Я оказался в составе «группы приема», и работа закипела. Помню, что к нам направлялись три прозаика (одним из них был Бирюков, автор нашумевшей тогда «Чайки»). Члены «группы приема» немедленно прочитали все, что успели создать прибывающие гости, а самое интересное заключалось в том, что огромный заводище яростно чистили не только снаружи: к дню приезда писателей сколачивались смены и бригады, в которых напрочь отсутствовали пьяницы и прогульщики, лентяи и бракоделы, чересчур молчаливые и чересчур болтливые, а из женских бригад на это время изымали пожилых и некрасивых, доукомплектовывая их секретаршами и машинистками для пущей приятности. Мы заседали допоздна, уточняя маршруты, которыми поведут дорогих гостей, и расставляя на этих маршрутах сплошных передовиков.
Мнение, будто писатель наделен сверхъестественной наблюдательностью, распространено весьма широко, но мне оно представляется величайшим заблуждением. Правда, и здесь я, естественно, исхожу из личного опыта, понимаю, что он далеко не абсолютен, и все же, все же… Во-первых, писатель — не натуралист, а мир людской — не муравейник, а во-вторых, наблюдательность подразумевает конкретное мышление, а писатель могуч мышлением образно-ассоциативным. Пишу эти всем известные истины только для того, чтобы признать, что писатель — конечно же! — наблюдает. Наблюдает хотя и неосознанно, но придирчиво, днем и ночью вслушиваясь и всматриваясь в самого себя. И всех героев своих писатель, как правило, лепит по собственному образу и подобию, выламывая собственные ребра не только для Ев, но и для Адамов.
Отец всю жизнь носил военную форму. Он вышел в отставку до того, как ввели брюки навыпуск, всю службу проходил в гимнастерке, галифе да сапогах, а когда надел подаренный гражданский костюм, то тут же и упал, чуть не вывихнув ногу в лодыжке. Это настолько вывело его из свойственного ему душевного равновесия, что на повторный эксперимент с ботинками он так и не решился, до самой смерти своей не изменив родной для него русской офицерской форме. И в гроб лег в ней.
Он был небольшого роста, а я удался в мамину породу и в 6-м классе догнал отца, так сказать, в длину.
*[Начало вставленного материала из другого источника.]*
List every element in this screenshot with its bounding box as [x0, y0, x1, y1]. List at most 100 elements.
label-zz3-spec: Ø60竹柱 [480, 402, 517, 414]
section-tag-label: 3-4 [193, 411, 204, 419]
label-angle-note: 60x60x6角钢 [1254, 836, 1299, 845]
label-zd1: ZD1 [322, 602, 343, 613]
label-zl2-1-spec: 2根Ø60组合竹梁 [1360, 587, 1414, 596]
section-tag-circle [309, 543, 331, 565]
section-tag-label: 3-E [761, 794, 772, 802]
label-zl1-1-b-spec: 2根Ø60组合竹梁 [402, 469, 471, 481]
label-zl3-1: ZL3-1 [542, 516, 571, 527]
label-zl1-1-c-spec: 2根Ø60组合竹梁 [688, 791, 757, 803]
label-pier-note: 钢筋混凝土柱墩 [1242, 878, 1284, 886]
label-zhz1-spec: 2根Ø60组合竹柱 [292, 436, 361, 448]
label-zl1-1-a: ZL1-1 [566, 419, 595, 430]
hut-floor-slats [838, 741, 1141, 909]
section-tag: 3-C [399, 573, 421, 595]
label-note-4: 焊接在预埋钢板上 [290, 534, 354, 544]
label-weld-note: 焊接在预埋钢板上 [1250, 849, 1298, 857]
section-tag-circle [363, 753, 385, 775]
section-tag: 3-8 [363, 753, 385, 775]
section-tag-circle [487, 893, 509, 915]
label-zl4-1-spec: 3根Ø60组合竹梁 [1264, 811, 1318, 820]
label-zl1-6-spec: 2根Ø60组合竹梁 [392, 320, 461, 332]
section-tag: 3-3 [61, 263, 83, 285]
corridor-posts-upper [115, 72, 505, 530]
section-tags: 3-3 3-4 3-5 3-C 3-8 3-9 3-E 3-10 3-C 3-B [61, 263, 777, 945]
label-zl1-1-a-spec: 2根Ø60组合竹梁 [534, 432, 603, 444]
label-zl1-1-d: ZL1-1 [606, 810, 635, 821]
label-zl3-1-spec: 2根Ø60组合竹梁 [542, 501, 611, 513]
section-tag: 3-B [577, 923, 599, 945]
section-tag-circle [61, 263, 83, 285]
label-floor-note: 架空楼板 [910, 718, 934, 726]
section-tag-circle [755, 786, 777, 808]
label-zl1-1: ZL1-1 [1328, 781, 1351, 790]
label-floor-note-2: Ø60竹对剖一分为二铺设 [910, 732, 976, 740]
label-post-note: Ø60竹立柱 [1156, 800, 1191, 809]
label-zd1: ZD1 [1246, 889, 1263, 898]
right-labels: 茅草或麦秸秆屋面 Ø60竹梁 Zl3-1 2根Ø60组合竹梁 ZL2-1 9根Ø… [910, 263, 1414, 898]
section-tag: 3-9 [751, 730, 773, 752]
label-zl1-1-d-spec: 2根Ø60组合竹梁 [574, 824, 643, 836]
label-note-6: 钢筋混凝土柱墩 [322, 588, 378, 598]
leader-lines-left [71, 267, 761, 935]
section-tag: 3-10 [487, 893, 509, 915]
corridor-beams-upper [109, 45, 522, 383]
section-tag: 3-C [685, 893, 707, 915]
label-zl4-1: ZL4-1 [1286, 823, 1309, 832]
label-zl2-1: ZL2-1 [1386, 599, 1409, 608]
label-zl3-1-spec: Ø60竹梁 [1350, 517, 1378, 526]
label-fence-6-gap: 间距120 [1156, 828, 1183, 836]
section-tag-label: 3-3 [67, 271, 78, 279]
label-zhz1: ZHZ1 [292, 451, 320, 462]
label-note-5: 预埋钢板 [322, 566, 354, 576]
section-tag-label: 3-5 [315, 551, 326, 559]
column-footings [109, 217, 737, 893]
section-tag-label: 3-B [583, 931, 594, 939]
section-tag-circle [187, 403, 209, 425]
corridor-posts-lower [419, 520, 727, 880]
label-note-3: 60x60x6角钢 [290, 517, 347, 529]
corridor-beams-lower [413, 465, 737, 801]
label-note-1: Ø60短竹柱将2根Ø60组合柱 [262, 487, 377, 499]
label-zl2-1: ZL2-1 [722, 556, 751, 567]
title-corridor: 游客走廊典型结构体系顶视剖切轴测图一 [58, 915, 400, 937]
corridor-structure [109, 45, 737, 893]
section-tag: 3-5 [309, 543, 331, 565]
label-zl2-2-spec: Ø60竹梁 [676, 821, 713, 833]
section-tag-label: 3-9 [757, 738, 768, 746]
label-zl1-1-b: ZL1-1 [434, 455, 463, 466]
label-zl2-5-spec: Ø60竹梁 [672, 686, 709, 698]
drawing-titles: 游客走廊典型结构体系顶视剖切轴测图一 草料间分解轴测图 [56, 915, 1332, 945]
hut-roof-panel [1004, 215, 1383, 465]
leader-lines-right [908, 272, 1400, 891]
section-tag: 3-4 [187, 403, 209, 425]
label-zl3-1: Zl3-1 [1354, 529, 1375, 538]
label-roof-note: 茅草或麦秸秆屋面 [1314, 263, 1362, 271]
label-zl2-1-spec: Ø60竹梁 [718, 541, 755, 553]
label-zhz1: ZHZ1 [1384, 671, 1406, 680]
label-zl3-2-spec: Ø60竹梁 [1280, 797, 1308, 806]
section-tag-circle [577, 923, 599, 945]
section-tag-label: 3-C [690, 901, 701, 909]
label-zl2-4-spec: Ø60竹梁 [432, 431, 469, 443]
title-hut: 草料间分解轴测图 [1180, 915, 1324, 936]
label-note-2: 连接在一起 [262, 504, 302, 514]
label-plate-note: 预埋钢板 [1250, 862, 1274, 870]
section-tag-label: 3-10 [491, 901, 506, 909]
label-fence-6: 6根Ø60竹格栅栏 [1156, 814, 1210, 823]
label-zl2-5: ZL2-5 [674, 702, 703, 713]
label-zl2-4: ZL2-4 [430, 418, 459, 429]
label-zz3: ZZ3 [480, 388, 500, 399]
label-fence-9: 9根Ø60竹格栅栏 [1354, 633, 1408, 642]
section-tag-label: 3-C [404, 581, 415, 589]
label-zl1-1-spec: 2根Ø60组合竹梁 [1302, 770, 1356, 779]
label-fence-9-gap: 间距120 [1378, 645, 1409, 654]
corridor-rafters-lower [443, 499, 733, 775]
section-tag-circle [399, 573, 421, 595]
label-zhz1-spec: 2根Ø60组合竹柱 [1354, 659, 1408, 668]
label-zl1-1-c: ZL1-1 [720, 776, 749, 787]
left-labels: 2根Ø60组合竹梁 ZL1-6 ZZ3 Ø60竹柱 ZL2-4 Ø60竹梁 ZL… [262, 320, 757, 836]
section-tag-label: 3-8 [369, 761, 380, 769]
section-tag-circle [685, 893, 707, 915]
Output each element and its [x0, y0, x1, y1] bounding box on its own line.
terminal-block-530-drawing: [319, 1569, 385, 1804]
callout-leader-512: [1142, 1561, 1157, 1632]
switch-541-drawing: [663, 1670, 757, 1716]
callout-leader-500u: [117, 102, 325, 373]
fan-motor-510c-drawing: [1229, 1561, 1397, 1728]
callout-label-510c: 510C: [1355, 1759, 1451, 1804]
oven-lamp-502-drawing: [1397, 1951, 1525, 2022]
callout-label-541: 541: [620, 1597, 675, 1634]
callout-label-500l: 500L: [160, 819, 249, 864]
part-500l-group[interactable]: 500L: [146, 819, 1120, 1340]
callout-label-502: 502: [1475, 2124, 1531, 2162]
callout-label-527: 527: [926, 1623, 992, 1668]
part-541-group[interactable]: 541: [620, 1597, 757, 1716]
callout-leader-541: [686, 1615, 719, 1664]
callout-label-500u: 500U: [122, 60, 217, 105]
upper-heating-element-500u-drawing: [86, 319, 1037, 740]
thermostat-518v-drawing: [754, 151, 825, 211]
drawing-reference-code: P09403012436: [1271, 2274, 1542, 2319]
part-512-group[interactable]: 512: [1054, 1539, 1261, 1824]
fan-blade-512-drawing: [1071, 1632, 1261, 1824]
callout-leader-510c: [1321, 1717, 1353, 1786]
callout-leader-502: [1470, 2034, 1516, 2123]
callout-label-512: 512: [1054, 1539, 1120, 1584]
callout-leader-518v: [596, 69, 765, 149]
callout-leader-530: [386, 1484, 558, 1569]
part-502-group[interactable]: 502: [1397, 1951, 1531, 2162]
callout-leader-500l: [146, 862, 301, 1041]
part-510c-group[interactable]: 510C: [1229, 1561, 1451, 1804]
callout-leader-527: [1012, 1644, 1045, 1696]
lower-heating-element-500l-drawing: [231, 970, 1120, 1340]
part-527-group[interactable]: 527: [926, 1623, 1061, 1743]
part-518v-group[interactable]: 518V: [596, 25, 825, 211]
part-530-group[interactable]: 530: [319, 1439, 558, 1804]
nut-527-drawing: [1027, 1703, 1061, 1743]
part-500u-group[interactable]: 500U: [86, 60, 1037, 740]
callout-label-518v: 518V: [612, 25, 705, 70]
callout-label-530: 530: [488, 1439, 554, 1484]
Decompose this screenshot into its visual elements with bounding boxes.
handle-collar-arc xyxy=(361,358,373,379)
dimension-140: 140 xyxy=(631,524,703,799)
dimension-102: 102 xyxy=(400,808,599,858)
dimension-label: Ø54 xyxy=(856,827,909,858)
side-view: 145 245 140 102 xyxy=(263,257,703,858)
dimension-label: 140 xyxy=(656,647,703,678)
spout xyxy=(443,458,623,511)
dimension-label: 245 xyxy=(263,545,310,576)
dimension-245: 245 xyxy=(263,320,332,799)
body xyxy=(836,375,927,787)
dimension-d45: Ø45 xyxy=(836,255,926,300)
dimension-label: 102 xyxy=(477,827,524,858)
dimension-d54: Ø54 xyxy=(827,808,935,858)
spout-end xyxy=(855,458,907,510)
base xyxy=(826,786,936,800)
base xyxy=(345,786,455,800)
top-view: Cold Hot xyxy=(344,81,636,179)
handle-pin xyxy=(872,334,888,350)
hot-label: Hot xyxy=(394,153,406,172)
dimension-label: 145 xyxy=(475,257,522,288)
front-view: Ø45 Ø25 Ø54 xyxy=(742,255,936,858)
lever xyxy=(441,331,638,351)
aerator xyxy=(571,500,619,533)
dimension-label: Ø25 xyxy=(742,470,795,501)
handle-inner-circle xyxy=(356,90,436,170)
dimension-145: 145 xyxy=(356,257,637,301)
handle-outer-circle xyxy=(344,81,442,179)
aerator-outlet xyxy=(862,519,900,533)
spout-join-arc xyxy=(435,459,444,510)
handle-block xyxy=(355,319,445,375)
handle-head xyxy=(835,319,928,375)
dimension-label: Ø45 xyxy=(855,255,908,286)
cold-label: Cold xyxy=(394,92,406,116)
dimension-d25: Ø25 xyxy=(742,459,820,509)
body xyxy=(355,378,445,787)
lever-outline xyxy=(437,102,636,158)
И тут же надел его старую гимнастерку, брюки, шинель и сапоги. Гимнастерка и шинель свисали с плеч, сапоги чуть хлюпали на ногах, но рос я быстро, подгоняя себя под форму, которую снял лишь в 1954 году. По моему примеру военную форму надел и мой друг Володя Подворчаный; вечерами мы любили прогуливаться в районе военного училища, потому что курсанты в сумраке отдавали нам честь, а мы очень радовались. В школе меня прозвали Солдатом, а когда я получил направление в академию, отец уверовал, что я и в самом деле солдат, что это — моя судьба и что служить мне всю жизнь до законной отставки. Да и сам я тогда верил в это, тем более что служба моя по окончании академии оказалась уникальной: я работал испытателем колесных и гусеничных машин. И отец очень радовался, старомодно полагая это карьерой, втайне гордился сыном с высшим военным образованием в двадцать три года и ведать не ведал, какую свинью ему подложит этот преуспевающий инженер-капитан. Впрочем, я тоже не ведал: все произошло как бы само собой.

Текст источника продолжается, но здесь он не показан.